Hace al menos un par de décadas desde que gran parte de la izquierda se subió al barco de las políticas identitarias y las líneas rojas que nuestras constituciones aprendieron a marcar como límites infranqueables se han ido desdibujando paulatinamente.
Los derechos fundamentales son cada vez un poco menos fundamentales. Donde antes teníamos claro que todo ciudadano debía ser tratado por igual, sin importar características inherentes como su sexo o el color de su piel, y que hacer lo contrario sería sexista o racista, ahora disponemos de un abanico cada vez más amplio de autojustificaciones para saltar esas líneas rojas a conveniencia de la corriente de moda.
Estos discursos, que poco a poco han ido minando pilares básicos de las democracias liberales como la igualdad ante la ley, la libertad de expresión o la presunción de inocencia, no han encontrado una respuesta política racional que los confronte.

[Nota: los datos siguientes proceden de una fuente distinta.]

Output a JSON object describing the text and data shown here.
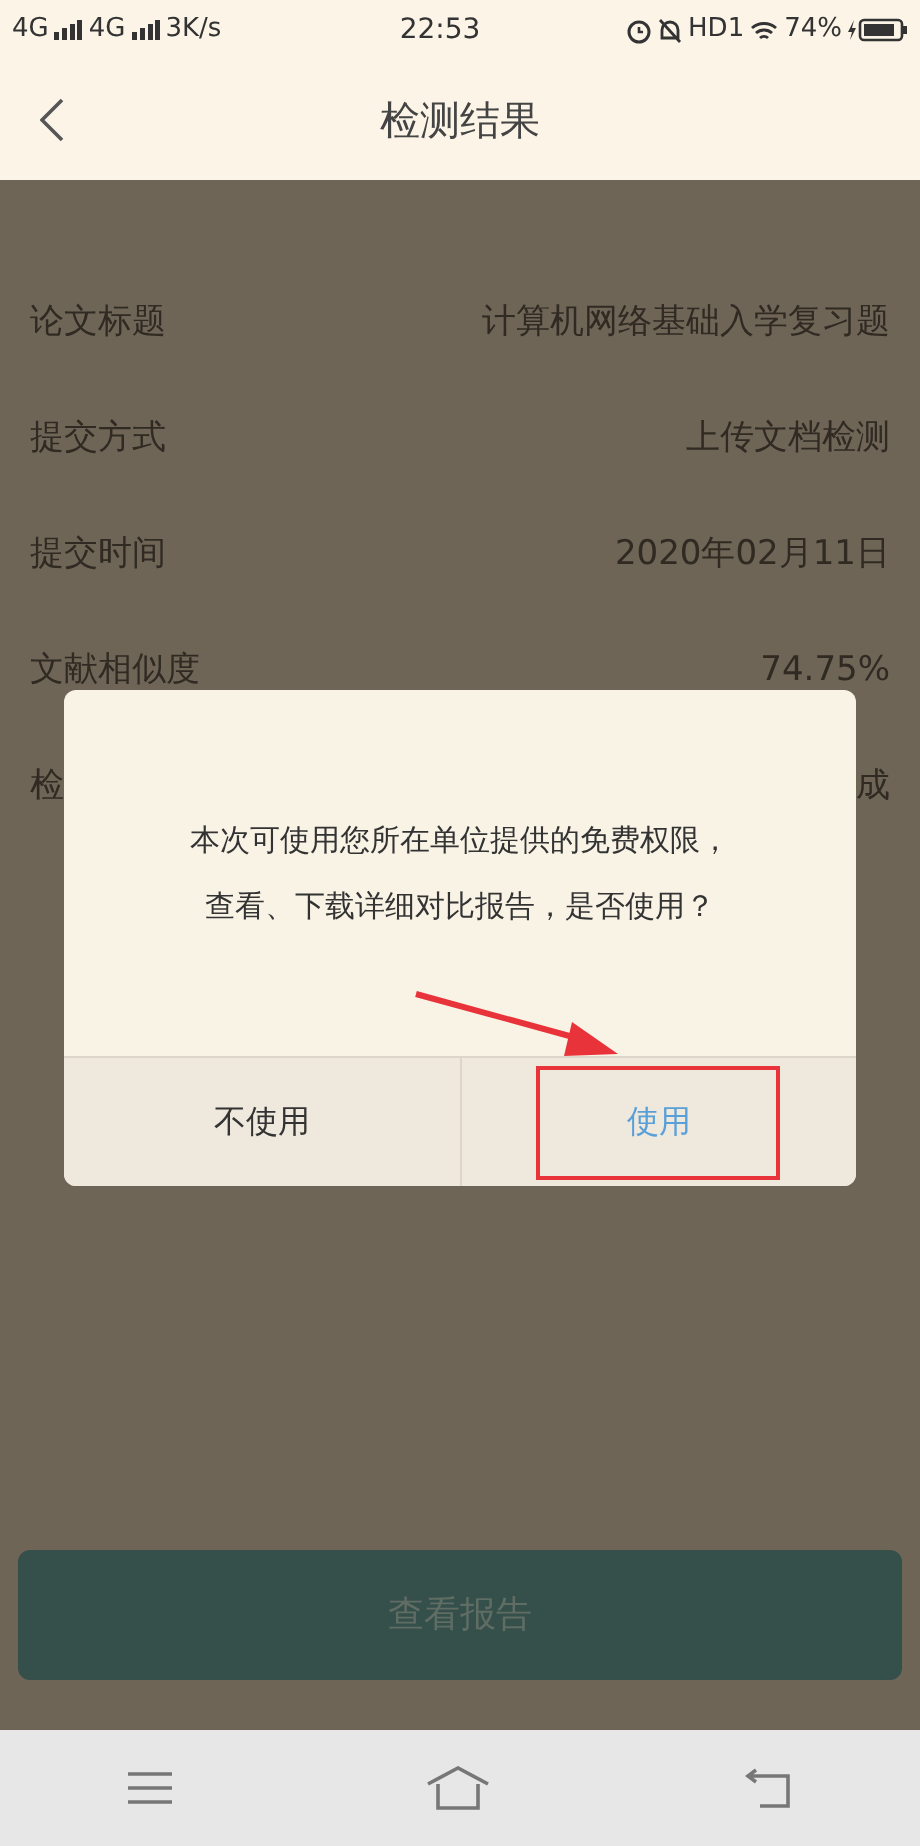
{
  "status_bar": {
    "left": [
      "4G",
      "4G",
      "3K/s"
    ],
    "time": "22:53",
    "hd": "HD1",
    "battery": "74%"
  },
  "header": {
    "title": "检测结果"
  },
  "rows": [
    {
      "label": "论文标题",
      "value": "计算机网络基础入学复习题"
    },
    {
      "label": "提交方式",
      "value": "上传文档检测"
    },
    {
      "label": "提交时间",
      "value": "2020年02月11日"
    },
    {
      "label": "文献相似度",
      "value": "74.75%"
    },
    {
      "label": "检",
      "value": "成"
    }
  ],
  "dialog": {
    "message_lines": [
      "本次可使用您所在单位提供的免费权限，",
      "查看、下载详细对比报告，是否使用？"
    ],
    "buttons": [
      {
        "label": "不使用",
        "highlighted": false
      },
      {
        "label": "使用",
        "highlighted": true
      }
    ]
  },
  "report_button": "查看报告"
}
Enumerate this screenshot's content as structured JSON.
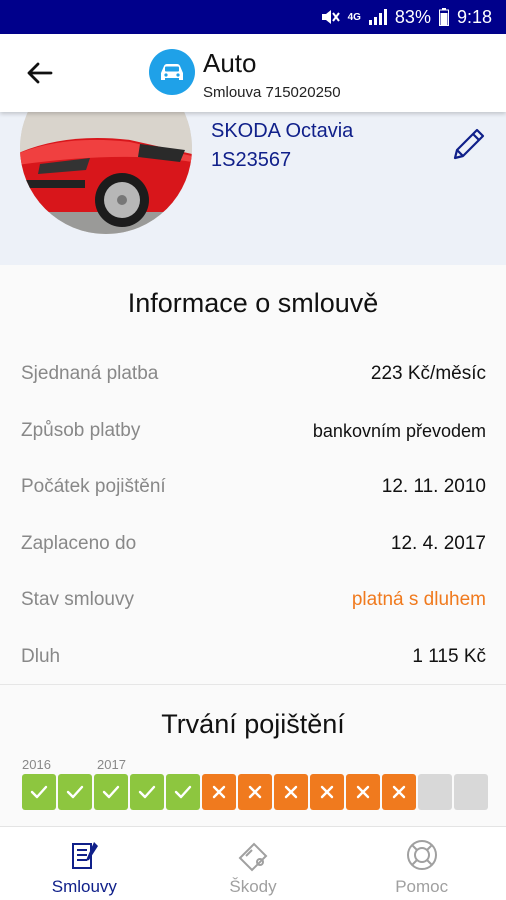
{
  "status_bar": {
    "network": "4G",
    "battery": "83%",
    "time": "9:18"
  },
  "header": {
    "title": "Auto",
    "subtitle": "Smlouva 715020250",
    "avatar_icon": "car-icon"
  },
  "vehicle": {
    "name": "SKODA Octavia",
    "plate": "1S23567"
  },
  "info": {
    "title": "Informace o smlouvě",
    "rows": [
      {
        "label": "Sjednaná platba",
        "value": "223 Kč/měsíc"
      },
      {
        "label": "Způsob platby",
        "value": "bankovním převodem"
      },
      {
        "label": "Počátek pojištění",
        "value": "12. 11. 2010"
      },
      {
        "label": "Zaplaceno do",
        "value": "12. 4. 2017"
      },
      {
        "label": "Stav smlouvy",
        "value": "platná s dluhem"
      },
      {
        "label": "Dluh",
        "value": "1 115 Kč"
      }
    ]
  },
  "timeline": {
    "title": "Trvání pojištění",
    "years": [
      "2016",
      "2017"
    ],
    "months": [
      "paid",
      "paid",
      "paid",
      "paid",
      "paid",
      "debt",
      "debt",
      "debt",
      "debt",
      "debt",
      "debt",
      "future",
      "future"
    ]
  },
  "colors": {
    "status_bar": "#00008b",
    "accent": "#10208a",
    "paid": "#8dc63f",
    "debt": "#f07a1e",
    "future": "#d8d8d8",
    "avatar": "#1fa1e8"
  },
  "nav": {
    "items": [
      {
        "label": "Smlouvy",
        "icon": "contracts-icon",
        "active": true
      },
      {
        "label": "Škody",
        "icon": "damages-icon",
        "active": false
      },
      {
        "label": "Pomoc",
        "icon": "help-icon",
        "active": false
      }
    ]
  }
}
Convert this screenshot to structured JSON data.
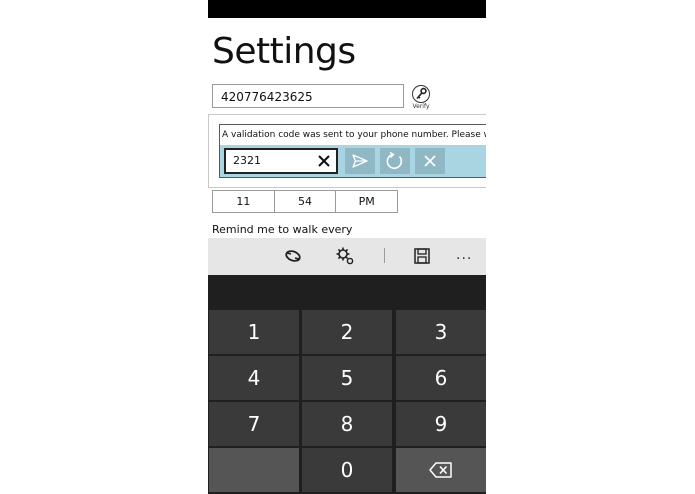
{
  "page": {
    "title": "Settings"
  },
  "phone_field": {
    "value": "420776423625"
  },
  "verify": {
    "label": "Verify",
    "icon": "key-icon"
  },
  "validation": {
    "message": "A validation code was sent to your phone number. Please write it",
    "code_value": "2321",
    "accent_color": "#a9d4e1"
  },
  "time": {
    "hour": "11",
    "minute": "54",
    "period": "PM"
  },
  "remind": {
    "label": "Remind me to walk every"
  },
  "appbar": {
    "icons": [
      "sync-icon",
      "settings-icon",
      "save-icon"
    ],
    "more_label": "..."
  },
  "keypad": {
    "keys": [
      "1",
      "2",
      "3",
      "4",
      "5",
      "6",
      "7",
      "8",
      "9",
      "",
      "0",
      "backspace"
    ]
  }
}
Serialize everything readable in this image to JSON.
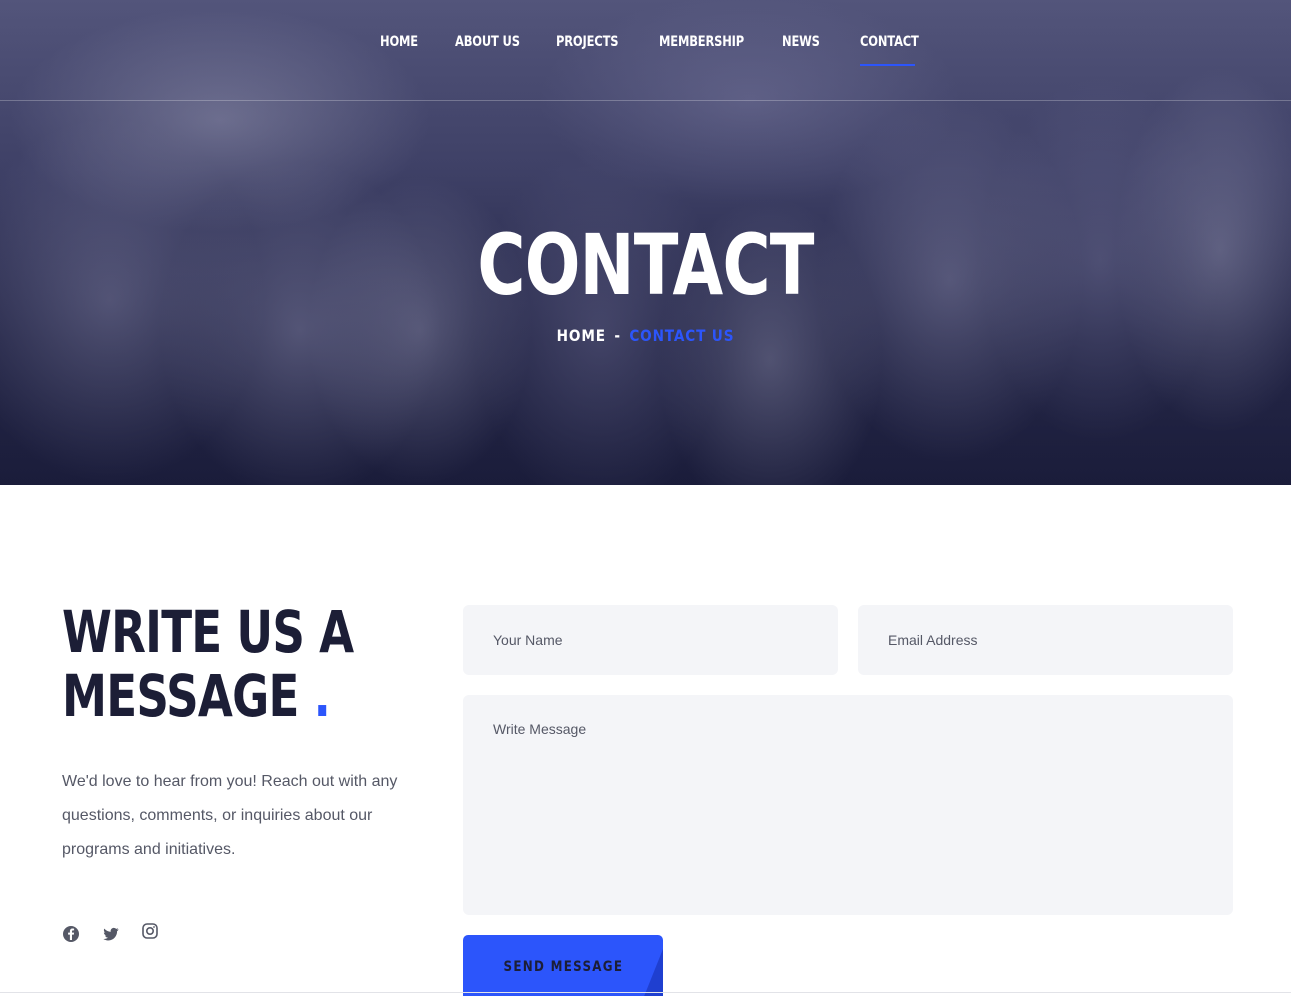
{
  "nav": {
    "items": [
      {
        "label": "HOME"
      },
      {
        "label": "ABOUT US"
      },
      {
        "label": "PROJECTS"
      },
      {
        "label": "MEMBERSHIP"
      },
      {
        "label": "NEWS"
      },
      {
        "label": "CONTACT"
      }
    ],
    "active": "CONTACT"
  },
  "hero": {
    "title": "CONTACT",
    "breadcrumb": {
      "home": "HOME",
      "separator": "-",
      "current": "CONTACT US"
    }
  },
  "contact": {
    "title_line1": "WRITE US A",
    "title_line2": "MESSAGE",
    "title_dot": ".",
    "intro": "We'd love to hear from you! Reach out with any questions, comments, or inquiries about our programs and initiatives.",
    "social": [
      "facebook-icon",
      "twitter-icon",
      "instagram-icon"
    ]
  },
  "form": {
    "name_placeholder": "Your Name",
    "email_placeholder": "Email Address",
    "message_placeholder": "Write Message",
    "submit_label": "SEND MESSAGE"
  },
  "colors": {
    "accent": "#2c55fb",
    "heading": "#1c1e36",
    "text": "#555866",
    "field_bg": "#f4f5f8"
  }
}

Más al contrario, salvando las distancias culturales e históricas entre países, parece existir un denominador común: la polarización que está llevando al auge de partidos populistas de derechas que lejos de combatir esta tendencia se aúpan en ella, utilizando más apelaciones emocionales para construir sus discursos y contribuyendo a una mayor desligitimación de las instituciones, que cada vez se perciben más como instituciones de los unos o los otros.
Sería estúpido esperar que Trump o Abascal o Salvini vayan a cambiar nada en esa dirección. No tienen el andamiaje necesario ni la voluntad de hacerlo, y si bien su ascenso pudo entenderse como un toque de atención de muchos descontentos para volver a la senda del consenso, no ha existido tal reacción. Peor aún, cualquier exceso de estos ha sido y será a su vez utilizado como combustible para acelerar la radicalización del otro bando. Tampoco se divisa en el horizonte ninguna alternativa de izquierdas o derechas ilustrada asentada sobre los principios de la razón, la ciencia y el libre intercambio de ideas con posibilidades de prosperar.
Ante este panorama, parece que nos dirigimos irremediablemente a una configuración más totalitaria de los estados, y una limitación arbitraria de los derechos de los ciudadanos. Incluso la posibilidad de enfrentamientos violentos parece cada día algo menos inconcebible.
¿Creéis que las cartas están echadas y sólo nos queda esperar lo inevitable hasta que todo reviente? ¿Surgirán nuevos partidos o tomarán nuevas corrientes los partidos existentes, capaces de enderezar el rumbo antes de que nos estrellemos? ¿Puede generarse ese cambio desde la sociedad civil?